Poor aerobic fitness is strongly associated with other metabolic disorders like obesity and its consequent risks of heart disease, stroke, and diabetes. The Missouri team wanted to test the mechanism behind the link between fitness and fatty liver disease.
Described in the The Journal of Physiology, they selectively bred two groups of rats with different levels of intrinsic aerobic capacity. After 17 generations of careful breeding, the unfit rats could run an average of 200 m compared to over 1,500 m achieved by the fit rats.
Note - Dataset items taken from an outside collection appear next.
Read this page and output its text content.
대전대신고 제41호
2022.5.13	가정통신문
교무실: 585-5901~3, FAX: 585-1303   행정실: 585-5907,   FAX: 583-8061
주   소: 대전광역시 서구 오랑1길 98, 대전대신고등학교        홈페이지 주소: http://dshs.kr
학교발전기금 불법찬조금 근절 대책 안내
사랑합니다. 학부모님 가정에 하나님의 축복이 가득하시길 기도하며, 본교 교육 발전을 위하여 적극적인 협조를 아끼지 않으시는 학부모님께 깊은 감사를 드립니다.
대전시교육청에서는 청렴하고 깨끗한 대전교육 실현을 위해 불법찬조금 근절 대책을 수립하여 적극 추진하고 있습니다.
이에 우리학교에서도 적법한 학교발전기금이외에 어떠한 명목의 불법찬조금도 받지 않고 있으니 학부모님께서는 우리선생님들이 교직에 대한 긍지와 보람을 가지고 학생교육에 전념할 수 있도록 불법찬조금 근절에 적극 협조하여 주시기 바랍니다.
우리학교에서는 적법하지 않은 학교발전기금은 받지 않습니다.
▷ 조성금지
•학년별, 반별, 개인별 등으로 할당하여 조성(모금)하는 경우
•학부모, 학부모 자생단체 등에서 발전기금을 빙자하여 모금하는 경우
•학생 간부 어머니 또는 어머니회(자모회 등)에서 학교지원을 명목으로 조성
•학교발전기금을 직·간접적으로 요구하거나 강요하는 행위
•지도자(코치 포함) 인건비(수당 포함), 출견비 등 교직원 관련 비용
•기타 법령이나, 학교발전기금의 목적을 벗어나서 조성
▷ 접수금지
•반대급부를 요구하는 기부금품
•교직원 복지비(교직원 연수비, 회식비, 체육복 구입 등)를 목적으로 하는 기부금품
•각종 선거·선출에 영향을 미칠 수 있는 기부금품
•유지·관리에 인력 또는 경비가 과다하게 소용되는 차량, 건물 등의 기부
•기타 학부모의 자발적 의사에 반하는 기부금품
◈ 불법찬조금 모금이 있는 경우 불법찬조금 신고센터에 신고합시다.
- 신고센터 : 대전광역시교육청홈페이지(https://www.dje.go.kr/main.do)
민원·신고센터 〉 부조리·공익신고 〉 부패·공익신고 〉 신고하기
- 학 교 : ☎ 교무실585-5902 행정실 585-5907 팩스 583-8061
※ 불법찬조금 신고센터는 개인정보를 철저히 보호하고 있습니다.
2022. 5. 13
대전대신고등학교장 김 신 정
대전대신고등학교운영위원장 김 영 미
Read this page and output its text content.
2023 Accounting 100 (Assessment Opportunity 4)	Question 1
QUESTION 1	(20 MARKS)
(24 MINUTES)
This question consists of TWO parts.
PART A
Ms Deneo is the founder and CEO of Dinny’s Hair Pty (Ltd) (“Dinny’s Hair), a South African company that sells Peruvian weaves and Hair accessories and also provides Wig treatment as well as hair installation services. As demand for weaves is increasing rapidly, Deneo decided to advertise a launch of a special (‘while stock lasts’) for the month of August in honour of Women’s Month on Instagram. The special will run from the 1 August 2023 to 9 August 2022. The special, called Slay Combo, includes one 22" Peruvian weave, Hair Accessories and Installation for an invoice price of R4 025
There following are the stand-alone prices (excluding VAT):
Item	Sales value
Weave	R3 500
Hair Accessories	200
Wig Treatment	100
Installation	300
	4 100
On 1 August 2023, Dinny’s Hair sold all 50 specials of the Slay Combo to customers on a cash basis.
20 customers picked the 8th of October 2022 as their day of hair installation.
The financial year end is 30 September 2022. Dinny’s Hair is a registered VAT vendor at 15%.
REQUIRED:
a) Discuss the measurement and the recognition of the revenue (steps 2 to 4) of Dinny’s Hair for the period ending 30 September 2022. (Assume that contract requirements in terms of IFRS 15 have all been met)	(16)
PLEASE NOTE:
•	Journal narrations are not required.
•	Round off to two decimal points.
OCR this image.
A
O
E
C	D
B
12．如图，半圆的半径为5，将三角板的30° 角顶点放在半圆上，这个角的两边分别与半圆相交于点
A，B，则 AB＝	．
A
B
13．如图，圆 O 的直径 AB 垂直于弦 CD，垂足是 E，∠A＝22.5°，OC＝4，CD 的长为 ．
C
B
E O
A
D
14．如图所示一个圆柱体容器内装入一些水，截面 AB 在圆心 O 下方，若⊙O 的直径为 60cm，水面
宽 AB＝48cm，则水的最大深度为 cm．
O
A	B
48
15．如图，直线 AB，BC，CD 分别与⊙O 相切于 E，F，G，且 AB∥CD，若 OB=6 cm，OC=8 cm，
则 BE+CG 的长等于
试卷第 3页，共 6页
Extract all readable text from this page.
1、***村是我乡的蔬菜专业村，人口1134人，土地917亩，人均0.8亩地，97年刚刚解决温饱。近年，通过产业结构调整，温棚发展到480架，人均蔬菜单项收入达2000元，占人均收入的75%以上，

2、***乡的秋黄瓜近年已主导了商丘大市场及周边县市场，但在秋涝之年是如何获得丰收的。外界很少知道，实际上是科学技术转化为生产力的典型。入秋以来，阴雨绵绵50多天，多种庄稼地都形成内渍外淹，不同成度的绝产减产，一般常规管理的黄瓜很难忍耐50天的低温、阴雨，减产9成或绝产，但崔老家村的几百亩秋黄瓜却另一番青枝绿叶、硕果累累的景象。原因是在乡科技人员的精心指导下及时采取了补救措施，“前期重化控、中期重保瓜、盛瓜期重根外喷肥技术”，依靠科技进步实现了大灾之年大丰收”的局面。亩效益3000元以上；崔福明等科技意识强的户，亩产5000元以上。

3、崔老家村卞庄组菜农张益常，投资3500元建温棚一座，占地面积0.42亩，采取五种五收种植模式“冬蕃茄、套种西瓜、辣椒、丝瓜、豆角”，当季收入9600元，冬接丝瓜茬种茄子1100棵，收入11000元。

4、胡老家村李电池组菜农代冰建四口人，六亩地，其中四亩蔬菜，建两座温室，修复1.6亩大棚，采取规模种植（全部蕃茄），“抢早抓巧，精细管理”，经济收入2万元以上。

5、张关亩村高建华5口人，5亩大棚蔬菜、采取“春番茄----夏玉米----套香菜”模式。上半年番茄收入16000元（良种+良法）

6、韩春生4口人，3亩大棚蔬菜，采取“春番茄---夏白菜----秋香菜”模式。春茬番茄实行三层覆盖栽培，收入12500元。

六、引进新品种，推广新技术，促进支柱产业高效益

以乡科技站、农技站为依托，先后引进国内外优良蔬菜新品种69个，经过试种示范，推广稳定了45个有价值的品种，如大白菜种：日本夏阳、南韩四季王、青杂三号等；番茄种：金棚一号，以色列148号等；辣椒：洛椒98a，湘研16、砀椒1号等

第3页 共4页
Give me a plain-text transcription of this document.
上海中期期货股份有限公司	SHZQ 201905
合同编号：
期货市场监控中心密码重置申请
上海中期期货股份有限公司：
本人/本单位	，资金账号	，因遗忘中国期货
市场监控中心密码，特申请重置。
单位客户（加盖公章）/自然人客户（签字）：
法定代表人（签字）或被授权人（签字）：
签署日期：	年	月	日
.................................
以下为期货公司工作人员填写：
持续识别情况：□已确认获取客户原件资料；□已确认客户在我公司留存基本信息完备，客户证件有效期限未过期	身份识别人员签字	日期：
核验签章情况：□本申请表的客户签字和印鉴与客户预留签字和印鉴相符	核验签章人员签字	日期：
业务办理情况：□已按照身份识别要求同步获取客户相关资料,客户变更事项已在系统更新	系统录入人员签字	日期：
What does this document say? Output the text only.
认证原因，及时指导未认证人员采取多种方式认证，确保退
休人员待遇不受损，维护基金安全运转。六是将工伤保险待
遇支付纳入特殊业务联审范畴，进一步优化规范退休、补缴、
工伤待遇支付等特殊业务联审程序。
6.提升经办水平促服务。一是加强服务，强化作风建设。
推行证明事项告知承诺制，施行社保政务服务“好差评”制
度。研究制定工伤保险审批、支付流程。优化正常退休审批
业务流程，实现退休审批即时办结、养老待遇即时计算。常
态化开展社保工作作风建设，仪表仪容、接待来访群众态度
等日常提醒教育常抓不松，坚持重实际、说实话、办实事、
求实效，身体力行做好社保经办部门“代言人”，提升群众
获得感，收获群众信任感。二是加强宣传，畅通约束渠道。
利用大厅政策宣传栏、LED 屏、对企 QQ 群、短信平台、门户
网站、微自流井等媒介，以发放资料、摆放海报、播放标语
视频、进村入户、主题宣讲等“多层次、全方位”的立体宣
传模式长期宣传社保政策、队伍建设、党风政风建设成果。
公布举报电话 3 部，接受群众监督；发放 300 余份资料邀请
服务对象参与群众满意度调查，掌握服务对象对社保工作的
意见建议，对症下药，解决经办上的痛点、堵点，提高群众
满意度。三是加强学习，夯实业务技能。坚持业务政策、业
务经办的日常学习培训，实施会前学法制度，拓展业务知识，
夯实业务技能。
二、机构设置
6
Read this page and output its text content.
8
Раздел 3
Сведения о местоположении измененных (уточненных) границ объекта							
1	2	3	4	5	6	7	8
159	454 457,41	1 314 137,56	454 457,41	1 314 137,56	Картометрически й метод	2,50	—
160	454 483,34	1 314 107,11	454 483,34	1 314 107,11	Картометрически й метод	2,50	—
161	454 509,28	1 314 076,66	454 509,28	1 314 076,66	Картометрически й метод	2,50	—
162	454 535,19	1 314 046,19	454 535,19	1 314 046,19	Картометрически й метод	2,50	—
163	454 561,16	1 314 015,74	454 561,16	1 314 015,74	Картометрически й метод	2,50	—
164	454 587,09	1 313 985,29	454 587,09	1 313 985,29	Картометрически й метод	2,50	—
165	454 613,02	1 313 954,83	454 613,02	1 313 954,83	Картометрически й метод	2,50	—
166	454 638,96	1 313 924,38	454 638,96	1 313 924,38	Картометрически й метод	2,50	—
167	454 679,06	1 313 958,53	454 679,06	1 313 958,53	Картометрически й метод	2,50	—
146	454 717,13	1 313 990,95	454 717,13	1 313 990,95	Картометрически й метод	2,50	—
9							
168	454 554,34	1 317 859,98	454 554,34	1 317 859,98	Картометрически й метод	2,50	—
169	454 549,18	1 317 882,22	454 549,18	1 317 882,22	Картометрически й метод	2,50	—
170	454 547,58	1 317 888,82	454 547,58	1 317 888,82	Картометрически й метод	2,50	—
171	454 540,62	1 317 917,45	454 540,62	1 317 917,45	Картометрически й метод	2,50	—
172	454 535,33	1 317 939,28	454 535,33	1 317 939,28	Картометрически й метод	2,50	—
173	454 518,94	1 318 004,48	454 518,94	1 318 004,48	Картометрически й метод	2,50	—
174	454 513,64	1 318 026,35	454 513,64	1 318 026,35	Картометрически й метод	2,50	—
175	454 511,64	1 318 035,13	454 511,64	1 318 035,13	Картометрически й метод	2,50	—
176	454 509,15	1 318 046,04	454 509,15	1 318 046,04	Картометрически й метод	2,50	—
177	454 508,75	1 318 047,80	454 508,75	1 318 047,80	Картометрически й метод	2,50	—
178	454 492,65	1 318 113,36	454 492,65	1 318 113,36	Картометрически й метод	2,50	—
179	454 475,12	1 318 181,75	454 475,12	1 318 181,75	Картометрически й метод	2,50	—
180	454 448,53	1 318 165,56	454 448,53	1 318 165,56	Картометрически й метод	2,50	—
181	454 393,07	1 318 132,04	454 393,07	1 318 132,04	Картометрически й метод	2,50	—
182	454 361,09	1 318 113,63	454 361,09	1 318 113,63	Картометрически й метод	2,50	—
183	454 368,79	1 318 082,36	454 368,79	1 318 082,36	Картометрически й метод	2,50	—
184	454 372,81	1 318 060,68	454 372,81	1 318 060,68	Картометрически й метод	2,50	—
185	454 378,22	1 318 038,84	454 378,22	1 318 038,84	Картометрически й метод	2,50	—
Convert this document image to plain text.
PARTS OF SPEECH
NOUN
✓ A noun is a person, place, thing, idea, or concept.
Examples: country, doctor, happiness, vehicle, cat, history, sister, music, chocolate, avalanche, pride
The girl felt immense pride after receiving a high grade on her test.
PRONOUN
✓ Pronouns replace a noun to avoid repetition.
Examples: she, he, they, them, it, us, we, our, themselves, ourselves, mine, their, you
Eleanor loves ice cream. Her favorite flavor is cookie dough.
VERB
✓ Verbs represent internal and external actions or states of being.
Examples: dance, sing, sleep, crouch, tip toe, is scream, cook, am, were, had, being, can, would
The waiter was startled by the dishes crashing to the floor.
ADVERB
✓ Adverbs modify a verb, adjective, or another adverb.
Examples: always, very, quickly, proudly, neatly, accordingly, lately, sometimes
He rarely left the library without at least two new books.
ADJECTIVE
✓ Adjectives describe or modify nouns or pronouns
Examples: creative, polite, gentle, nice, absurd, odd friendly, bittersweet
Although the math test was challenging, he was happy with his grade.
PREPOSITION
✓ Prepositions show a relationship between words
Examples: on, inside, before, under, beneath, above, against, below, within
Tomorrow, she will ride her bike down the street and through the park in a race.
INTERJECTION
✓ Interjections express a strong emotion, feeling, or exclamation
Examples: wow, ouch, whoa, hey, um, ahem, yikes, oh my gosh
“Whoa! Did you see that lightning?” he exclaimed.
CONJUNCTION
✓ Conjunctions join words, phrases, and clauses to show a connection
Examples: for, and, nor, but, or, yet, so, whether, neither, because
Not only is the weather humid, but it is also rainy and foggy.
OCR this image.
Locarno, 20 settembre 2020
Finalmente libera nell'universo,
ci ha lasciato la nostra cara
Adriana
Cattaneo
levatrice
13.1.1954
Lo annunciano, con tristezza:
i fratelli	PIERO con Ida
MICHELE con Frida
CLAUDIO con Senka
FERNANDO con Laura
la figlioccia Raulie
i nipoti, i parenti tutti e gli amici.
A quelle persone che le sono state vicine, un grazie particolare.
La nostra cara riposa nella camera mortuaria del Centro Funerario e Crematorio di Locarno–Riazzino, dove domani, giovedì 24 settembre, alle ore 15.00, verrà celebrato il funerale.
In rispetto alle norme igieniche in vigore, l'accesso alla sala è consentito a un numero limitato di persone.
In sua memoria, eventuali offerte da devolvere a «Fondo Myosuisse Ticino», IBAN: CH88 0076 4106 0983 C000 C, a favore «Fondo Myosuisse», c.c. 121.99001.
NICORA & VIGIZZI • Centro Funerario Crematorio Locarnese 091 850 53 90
The study called “Rats selectively bred for low aerobic capacity have reduced hepatic mitochondrial oxidative capacity and susceptibility to hepatic steatosis and injury,” found the effect on the rats' livers was devastating. At 25 weeks old, the unfit group was displaying clear symptoms of nonalcoholic fatty liver disease-weakened mitochondria, poor fat processing power, high fat retention, and other abnormalities. By the end of their natural lives, the rats' livers had sustained damage including fibrosis and unexpected cell death. In contrast the fit group had healthy livers throughout their lifespan despite the fact that neither group was getting any real exercise.
“Fatty liver disease will be the next big metabolic disorder associated with obesity and inactivity,” according to John Thyfault of the University of Missouri, lead author of the study. “It also is a significant contributor to type 2 diabetes.”